Ana Ottoni/Folha Imagem
Os 2.000 veículos que passavam pela Rebouças nos horários de pico são agora obrigados a cruzar um trecho da antes bucólica Sampaio Vidal, no Jardim Europa


A rua dentro de casa

"Ai, que desespero!", reagiu a empresária Adriana Gelpi, moradora da rua Sampaio Vidal, no Jardim Europa, ao receber a notícia, na semana passada, de que acabara de surgir a primeira vendedora ambulante na via. Francisca Constância, 53, que tinha sua barraquinha de doces e refrigerantes na avenida Rebouças, mudou-se para a Sampaio porque os pontos de ônibus, e a clientela, também foram para lá.
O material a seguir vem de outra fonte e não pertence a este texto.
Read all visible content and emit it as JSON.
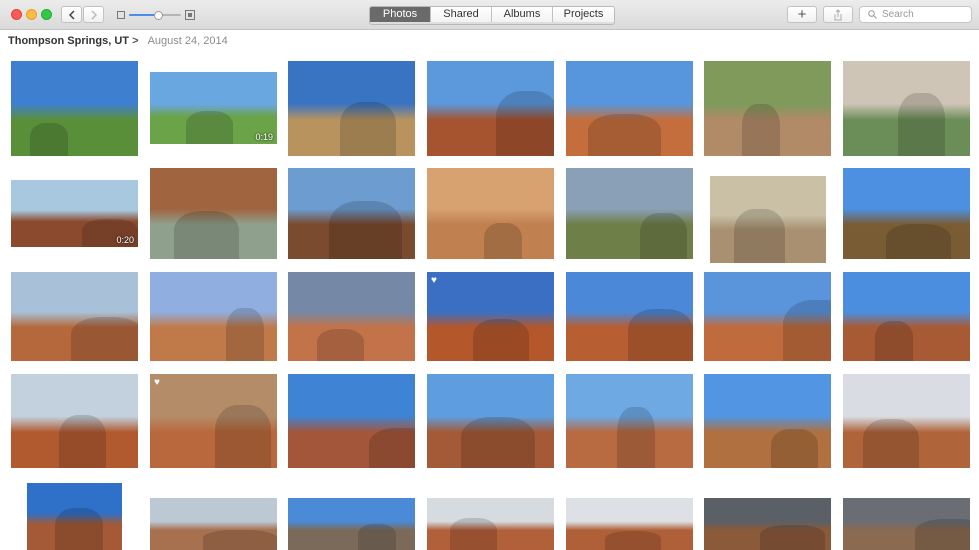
{
  "toolbar": {
    "tabs": [
      "Photos",
      "Shared",
      "Albums",
      "Projects"
    ],
    "active_tab": "Photos",
    "search_placeholder": "Search",
    "add_label": "+"
  },
  "breadcrumb": {
    "location": "Thompson Springs, UT",
    "chevron": ">",
    "date": "August 24, 2014"
  },
  "zoom_level": 0.55,
  "photos": [
    {
      "subject": "rider on horse",
      "sky": "#3f7fd0",
      "ground": "#5a8f3a"
    },
    {
      "subject": "rider on horse",
      "sky": "#69a7e0",
      "ground": "#6aa348",
      "duration": "0:19"
    },
    {
      "subject": "rider on horse",
      "sky": "#3974c2",
      "ground": "#b8935e"
    },
    {
      "subject": "canyon overlook",
      "sky": "#5b98dc",
      "ground": "#a6542f"
    },
    {
      "subject": "desert buttes",
      "sky": "#5796dd",
      "ground": "#c46e3d"
    },
    {
      "subject": "man in canyon",
      "sky": "#7f9a5a",
      "ground": "#b18a68"
    },
    {
      "subject": "creek wading",
      "sky": "#cfc5b6",
      "ground": "#6b8d58"
    },
    {
      "subject": "slot canyon",
      "sky": "#a8c8e0",
      "ground": "#8b4a2e",
      "duration": "0:20"
    },
    {
      "subject": "man in waterfall pool",
      "sky": "#a0643f",
      "ground": "#8fa08c"
    },
    {
      "subject": "canyon stream",
      "sky": "#6d9cd1",
      "ground": "#7a4b2e"
    },
    {
      "subject": "sand ripples",
      "sky": "#d8a170",
      "ground": "#c08050"
    },
    {
      "subject": "canyon stream",
      "sky": "#8aa0b6",
      "ground": "#6f7f48"
    },
    {
      "subject": "girl in creek",
      "sky": "#c9c0a5",
      "ground": "#a89070"
    },
    {
      "subject": "creek rocks",
      "sky": "#4d8fe0",
      "ground": "#7a5c34"
    },
    {
      "subject": "rider below butte",
      "sky": "#a9c1d8",
      "ground": "#b4683c"
    },
    {
      "subject": "couple in desert",
      "sky": "#90aee0",
      "ground": "#c07a4a"
    },
    {
      "subject": "red rock dome",
      "sky": "#7588a6",
      "ground": "#c2734a"
    },
    {
      "subject": "rock arch",
      "sky": "#3a6fc4",
      "ground": "#b4582c",
      "favorite": true
    },
    {
      "subject": "woman by arch",
      "sky": "#4b88d8",
      "ground": "#b75e32"
    },
    {
      "subject": "man selfie",
      "sky": "#5a95dc",
      "ground": "#c06b3e"
    },
    {
      "subject": "arch landscape",
      "sky": "#4b8ee0",
      "ground": "#a85a34"
    },
    {
      "subject": "woman under arch",
      "sky": "#c3d1de",
      "ground": "#b15a30"
    },
    {
      "subject": "couple selfie",
      "sky": "#b58c68",
      "ground": "#b8683c",
      "favorite": true
    },
    {
      "subject": "hiker on ridge",
      "sky": "#3f83d4",
      "ground": "#a4563a"
    },
    {
      "subject": "arch with hiker",
      "sky": "#5e9ee0",
      "ground": "#a45a36"
    },
    {
      "subject": "hiker on rock",
      "sky": "#6ea9e4",
      "ground": "#b86a40"
    },
    {
      "subject": "man by arch",
      "sky": "#5295e2",
      "ground": "#b0703f"
    },
    {
      "subject": "couple by arch",
      "sky": "#d9dde3",
      "ground": "#b0643a"
    },
    {
      "subject": "arch peak",
      "sky": "#2f70c8",
      "ground": "#a45a36"
    },
    {
      "subject": "cloudy desert",
      "sky": "#bcc8d4",
      "ground": "#a7704e"
    },
    {
      "subject": "dancer with scarf",
      "sky": "#4a8ad6",
      "ground": "#7b6a5a"
    },
    {
      "subject": "red spires",
      "sky": "#d6dbe0",
      "ground": "#b2603a"
    },
    {
      "subject": "red spires",
      "sky": "#dde1e5",
      "ground": "#b06038"
    },
    {
      "subject": "woman under storm",
      "sky": "#5b5f66",
      "ground": "#8a5a3a"
    },
    {
      "subject": "storm sky",
      "sky": "#6a6e74",
      "ground": "#8a6a50"
    }
  ]
}
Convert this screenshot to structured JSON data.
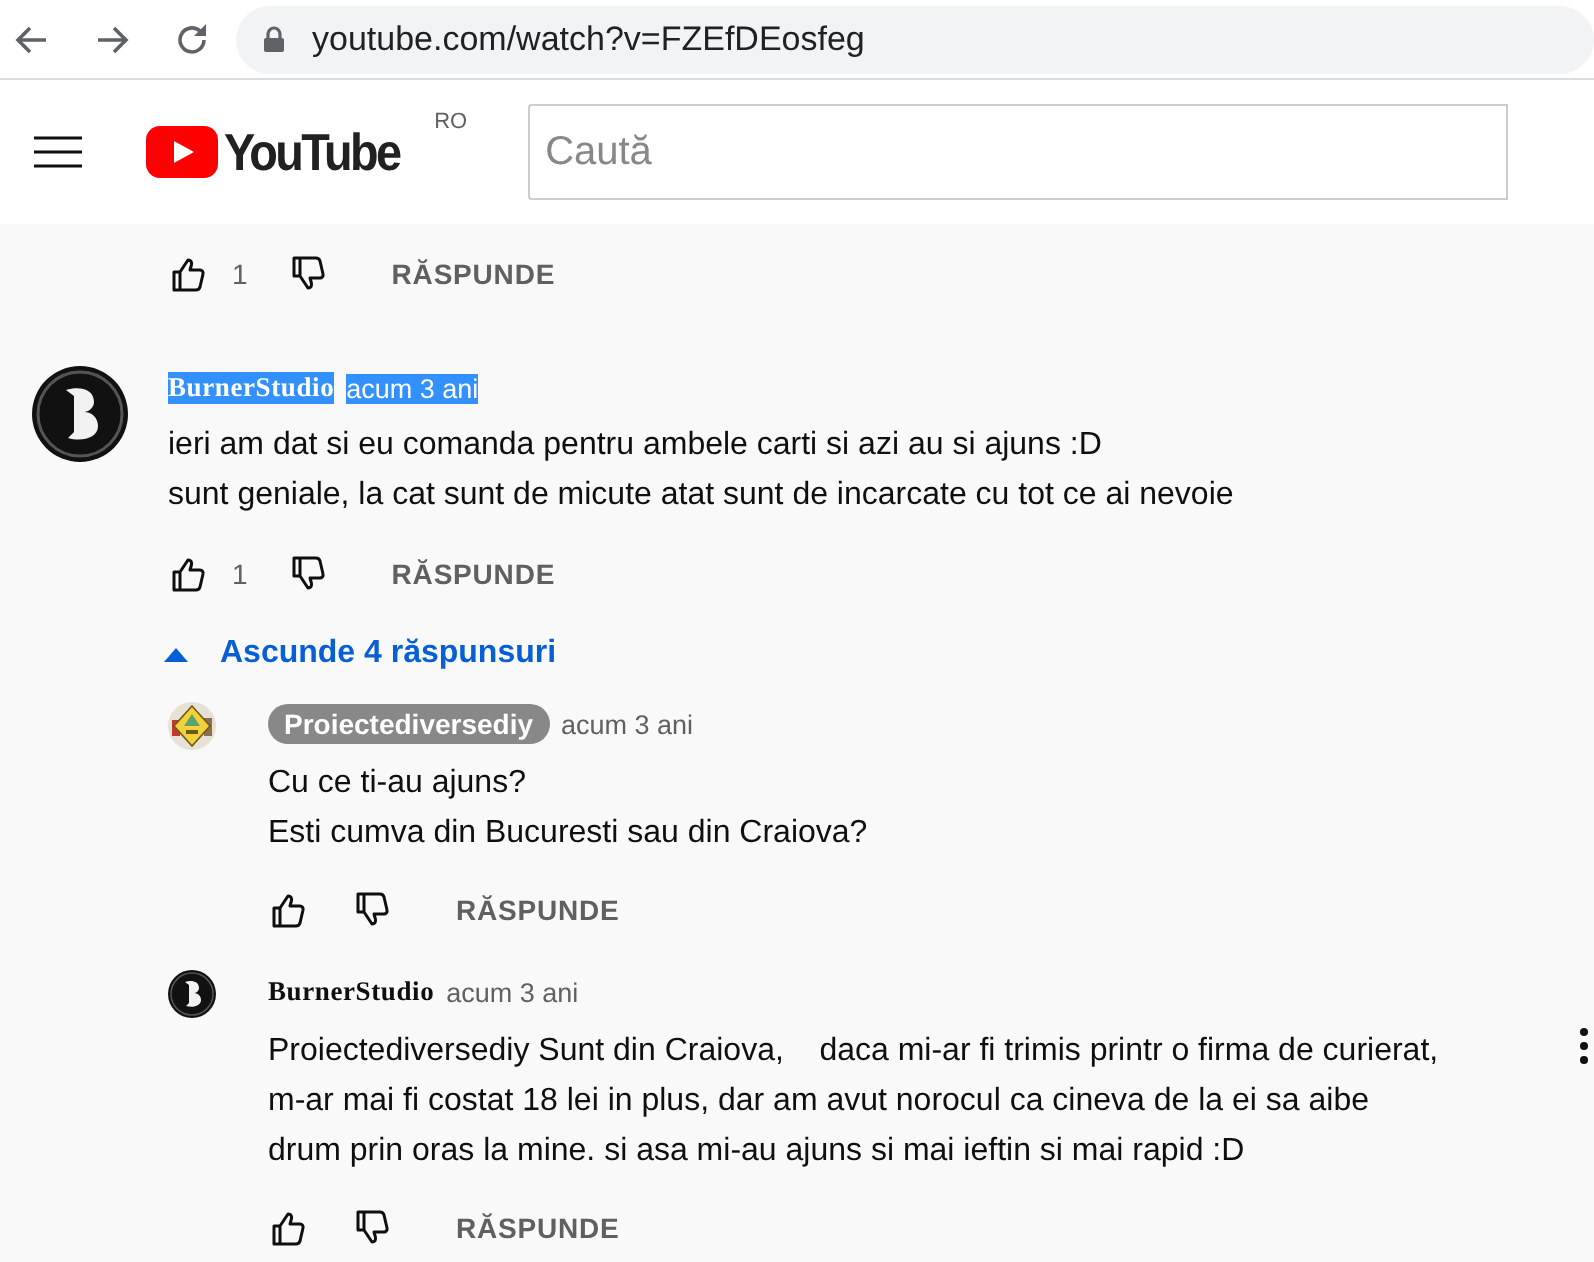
{
  "browser": {
    "url": "youtube.com/watch?v=FZEfDEosfeg"
  },
  "header": {
    "logo_text": "YouTube",
    "region": "RO",
    "search": {
      "placeholder": "Caută"
    }
  },
  "previous_comment_actions": {
    "likes": "1",
    "reply": "RĂSPUNDE"
  },
  "comments": [
    {
      "author": "BurnerStudio",
      "author_badge": false,
      "highlighted": true,
      "time": "acum 3 ani",
      "text": "ieri am dat si eu comanda pentru ambele carti si azi au si ajuns :D\nsunt geniale, la cat sunt de micute atat sunt de incarcate cu tot ce ai nevoie",
      "likes": "1",
      "reply": "RĂSPUNDE",
      "menu": false,
      "replies_toggle": {
        "label": "Ascunde 4 răspunsuri",
        "expanded": true
      },
      "replies": [
        {
          "author": "Proiectediversediy",
          "author_badge": true,
          "highlighted": false,
          "time": "acum 3 ani",
          "text": "Cu ce ti-au ajuns?\nEsti cumva din Bucuresti sau din Craiova?",
          "reply": "RĂSPUNDE",
          "menu": false
        },
        {
          "author": "BurnerStudio",
          "author_badge": false,
          "highlighted": false,
          "time": "acum 3 ani",
          "text": "Proiectediversediy Sunt din Craiova,    daca mi-ar fi trimis printr o firma de curierat, m-ar mai fi costat 18 lei in plus, dar am avut norocul ca cineva de la ei sa aibe drum prin oras la mine. si asa mi-au ajuns si mai ieftin si mai rapid :D",
          "reply": "RĂSPUNDE",
          "menu": true
        }
      ]
    }
  ]
}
Em obras desde o início de janeiro, a Sampaio Vidal, que antes era uma rua bucólica, onde era possível, segundo a moradora Eliane Kuperman, "deitar no meio da rua", virou de cabeça para baixo. Na semana passada, com a volta às aulas e as chuvas, as coisas pioraram.

Pela rua, para onde foi desviado o trânsito da Rebouças, passaram 2.000 carros no horário de pico e ônibus de 32 linhas diferentes. Na quarta, no sinal da esquina da rua Maria Carolina, quase 20 motos se aglomeravam quando o farol ficava vermelho. Na hora do rush, um Fiesta bateu numa delas e derrubou o segurança Elton Lemos, que foi socorrido por uma ambulância.

Dentro das casas, a situação também mudou. "Parece que os ônibus estão dentro do meu apartamento", diz Márcia Toniollo, gerente da grife Raya de Goeye. Ela mora em um dos prédios mais charmosos da rua, o edifício Rebeca -mas está procurando apartamento em outra rua. Até o morador Eduardo Suplicy, senador e ex-marido da prefeita Marta Suplicy, admite o incômodo. "Meu sono tem estado um pouco mais agitado", diz.

Na tarde de quarta-feira, alguns moradores se reuniram para dividir seus problemas. A arquiteta Eliane Kuperman contou que já está destruindo o jardim de sua casa para abrir uma segunda vaga de garagem. É que ela deixava um dos carros na rua, na maior tranqüilidade. Hoje, o estacionamento na via é proibido, para não atrapalhar o fluxo de carros. Eliane também colocou cortinas nas janelas. "Os passageiros dos ônibus davam tchauzinho para a gente", afirma.

A psicóloga Antonella Montesoro, 39, mudou com o marido para um quartinho no fundo de sua própria casa. Eles não conseguiam dormir por causa do barulho. A dona-de-casa Gisela Imperatrice optou por um protetor auricular. "Não escuto nada que meu marido fala", diz. A Sajep (Sociedade dos Amigos dos Jardins Europa e Paulistano) pediu na Justiça a paralisação da obra. Os moradores adotaram até o hábito do índio Juruna, que gravava as autoridades para depois cobrar delas a realização de promessas. Eles levam gravadores nas reuniões com a Subprefeitura de Pinheiros e a Emurb.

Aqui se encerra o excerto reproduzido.